While Calabretta has only been estate bottling since 1997, the family has been farming vines on Mount Etna for generations. Sure enough, this translates in the glass, for there is an old-soul quality to their wines that I find very compelling. A colleague referred to them as “rustic,” but I disagree, for the edges to their wine are so refined, their depths yielding bountiful surprises. (See last year’s Top 12 Wines of 2020 article for a review of their dazzling Nerello Mascalese). What some find rustic could be attributed to the traditional winemaking techniques employed, especially for the red wines: such as the use of large botti casks, long maceration, and lengthy bottle-aging before release.
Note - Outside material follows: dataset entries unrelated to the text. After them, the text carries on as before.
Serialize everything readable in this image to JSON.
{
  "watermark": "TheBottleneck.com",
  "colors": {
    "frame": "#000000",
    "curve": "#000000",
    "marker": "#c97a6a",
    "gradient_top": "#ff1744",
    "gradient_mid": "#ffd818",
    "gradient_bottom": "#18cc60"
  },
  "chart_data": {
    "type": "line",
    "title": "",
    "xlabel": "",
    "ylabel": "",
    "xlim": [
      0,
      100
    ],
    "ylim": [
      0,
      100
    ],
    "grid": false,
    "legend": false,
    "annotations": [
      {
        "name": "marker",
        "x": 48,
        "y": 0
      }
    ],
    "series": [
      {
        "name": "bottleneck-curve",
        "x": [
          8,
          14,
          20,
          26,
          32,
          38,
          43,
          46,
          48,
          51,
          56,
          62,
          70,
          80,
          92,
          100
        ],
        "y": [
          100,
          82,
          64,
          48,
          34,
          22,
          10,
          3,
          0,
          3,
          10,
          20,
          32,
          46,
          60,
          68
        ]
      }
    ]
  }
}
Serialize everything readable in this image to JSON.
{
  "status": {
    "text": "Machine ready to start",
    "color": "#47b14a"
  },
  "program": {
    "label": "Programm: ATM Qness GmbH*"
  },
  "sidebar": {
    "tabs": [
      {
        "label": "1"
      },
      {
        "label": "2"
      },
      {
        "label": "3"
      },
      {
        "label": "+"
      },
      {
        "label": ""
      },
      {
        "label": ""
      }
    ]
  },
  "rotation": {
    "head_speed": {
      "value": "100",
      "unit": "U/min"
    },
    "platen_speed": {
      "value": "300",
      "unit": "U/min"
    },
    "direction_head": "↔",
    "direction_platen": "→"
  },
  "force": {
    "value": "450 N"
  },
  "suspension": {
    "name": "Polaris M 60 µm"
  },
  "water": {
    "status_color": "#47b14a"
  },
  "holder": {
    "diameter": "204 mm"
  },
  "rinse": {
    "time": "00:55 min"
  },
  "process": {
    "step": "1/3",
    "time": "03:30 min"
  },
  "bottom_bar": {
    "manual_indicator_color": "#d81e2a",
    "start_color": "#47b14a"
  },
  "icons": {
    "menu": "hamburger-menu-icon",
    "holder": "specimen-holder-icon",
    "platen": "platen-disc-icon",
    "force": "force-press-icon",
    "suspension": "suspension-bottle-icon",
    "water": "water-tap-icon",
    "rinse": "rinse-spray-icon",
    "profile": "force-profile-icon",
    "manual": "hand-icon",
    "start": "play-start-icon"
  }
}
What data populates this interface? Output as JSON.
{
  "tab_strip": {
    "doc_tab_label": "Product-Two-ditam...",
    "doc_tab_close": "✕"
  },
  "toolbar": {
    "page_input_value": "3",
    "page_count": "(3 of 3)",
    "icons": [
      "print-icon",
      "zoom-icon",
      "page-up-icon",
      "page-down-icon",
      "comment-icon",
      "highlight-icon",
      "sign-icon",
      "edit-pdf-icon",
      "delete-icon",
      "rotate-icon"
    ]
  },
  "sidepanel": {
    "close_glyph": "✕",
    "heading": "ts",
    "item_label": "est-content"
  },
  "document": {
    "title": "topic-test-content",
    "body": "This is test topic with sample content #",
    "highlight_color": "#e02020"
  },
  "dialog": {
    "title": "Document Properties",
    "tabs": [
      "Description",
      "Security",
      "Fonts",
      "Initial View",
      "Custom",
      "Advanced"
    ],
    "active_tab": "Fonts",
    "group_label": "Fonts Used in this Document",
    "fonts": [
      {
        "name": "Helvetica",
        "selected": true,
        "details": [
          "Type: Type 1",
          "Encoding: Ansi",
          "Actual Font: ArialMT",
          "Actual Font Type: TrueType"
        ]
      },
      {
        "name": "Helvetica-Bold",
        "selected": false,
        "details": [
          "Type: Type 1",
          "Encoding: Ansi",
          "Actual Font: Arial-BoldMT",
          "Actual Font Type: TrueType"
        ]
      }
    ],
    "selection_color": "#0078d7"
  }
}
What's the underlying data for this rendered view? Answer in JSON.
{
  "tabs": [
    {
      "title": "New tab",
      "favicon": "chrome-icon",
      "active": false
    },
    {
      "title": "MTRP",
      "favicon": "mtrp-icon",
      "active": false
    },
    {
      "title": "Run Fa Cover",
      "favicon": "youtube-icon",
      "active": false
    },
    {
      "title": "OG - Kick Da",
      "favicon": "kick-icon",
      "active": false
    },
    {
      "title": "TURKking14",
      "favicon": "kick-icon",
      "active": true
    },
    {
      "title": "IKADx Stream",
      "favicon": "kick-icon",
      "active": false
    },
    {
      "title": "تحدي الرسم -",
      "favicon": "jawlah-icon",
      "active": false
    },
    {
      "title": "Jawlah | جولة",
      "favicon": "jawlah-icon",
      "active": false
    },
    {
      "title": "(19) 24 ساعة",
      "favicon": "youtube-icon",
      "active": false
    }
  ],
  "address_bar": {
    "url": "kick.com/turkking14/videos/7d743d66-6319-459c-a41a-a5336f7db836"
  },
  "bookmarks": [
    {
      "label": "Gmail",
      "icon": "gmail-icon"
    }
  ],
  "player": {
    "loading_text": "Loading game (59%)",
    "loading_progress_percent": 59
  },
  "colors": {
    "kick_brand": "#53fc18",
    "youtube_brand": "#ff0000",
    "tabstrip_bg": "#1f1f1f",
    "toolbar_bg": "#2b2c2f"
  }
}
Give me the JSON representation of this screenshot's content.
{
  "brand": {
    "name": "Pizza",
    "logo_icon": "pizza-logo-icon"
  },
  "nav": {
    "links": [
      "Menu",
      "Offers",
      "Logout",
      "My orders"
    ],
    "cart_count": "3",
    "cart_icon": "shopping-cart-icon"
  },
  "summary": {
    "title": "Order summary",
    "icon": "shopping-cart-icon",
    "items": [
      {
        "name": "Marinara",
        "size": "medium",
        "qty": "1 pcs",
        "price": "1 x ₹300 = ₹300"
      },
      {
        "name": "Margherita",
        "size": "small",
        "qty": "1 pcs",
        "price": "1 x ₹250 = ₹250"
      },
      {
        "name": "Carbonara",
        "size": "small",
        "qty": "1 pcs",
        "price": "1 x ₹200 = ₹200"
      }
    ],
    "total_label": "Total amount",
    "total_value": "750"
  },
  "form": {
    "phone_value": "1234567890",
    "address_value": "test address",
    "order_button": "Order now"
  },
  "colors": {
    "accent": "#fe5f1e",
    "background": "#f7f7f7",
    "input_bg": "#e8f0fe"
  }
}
These techniques have a dramatic impact on the outcome of any wine, but I tend to love the style. However, the Carricante is more modern, fermented in stainless steel with a delayed release of a year. Still, that old soul spirit is there, somehow conveyed in the wine’s supple and patient texture.

If you are tired of the sameness of Italian white wine (and let’s be honest, a vast majority of this country’s white wines have the personality of an Amazon Echo), then hunt this wine down. It is a portal to possibilities.

2019 Calabretta Carricante Terre Siciliane

2019 Calabretta Caricante Terre Siciliane ©Kevin Day/Opening a BottleTerre Siciliane IGT (Sicilia) 
Grapes: Carricante/Minella Bianca (95%), Cataratto and Inzolia (5%)
Alcohol: 13%
Opinion: ★★★★ 3/4 (out of five)
Food-friendliness: Versatile
Value: Very Good

         

A beginner might like … Those aromas. If this wine is opening up for you (as I suspect this vintage will right now), you’ll get a glimpse of the complexity that lies within Carricante — a grape that can yield one of Italy’s most compelling white wines. Look for crisp pear, violets, roasted almond and a distinct salty smell that is the “tell” of volcanic white wines from Etna. Don’t smell it? See if you taste it. I found the saline note on the palate as well.

A wine obsessive might like … Contrasting this Carricante with other Etna Bianco. A perpetual moving target, these volcanic wines can be closed down for years after release, or wildly vivid and detailed. I can’t promise you what you’ll encounter with Calabretta’s Carricante (if the wine seems closed, pour it into a pitcher or decanter and see if that helps), but it will offer an interesting comparison to the Etna Bianco of other producers. What it showed me was restrained acidity with volcanic energy; it is less aggressive, but no less poignant in conveying its point.

Note: This wine was purchased with our editorial budget thanks to our virtual tasting series. Grazie!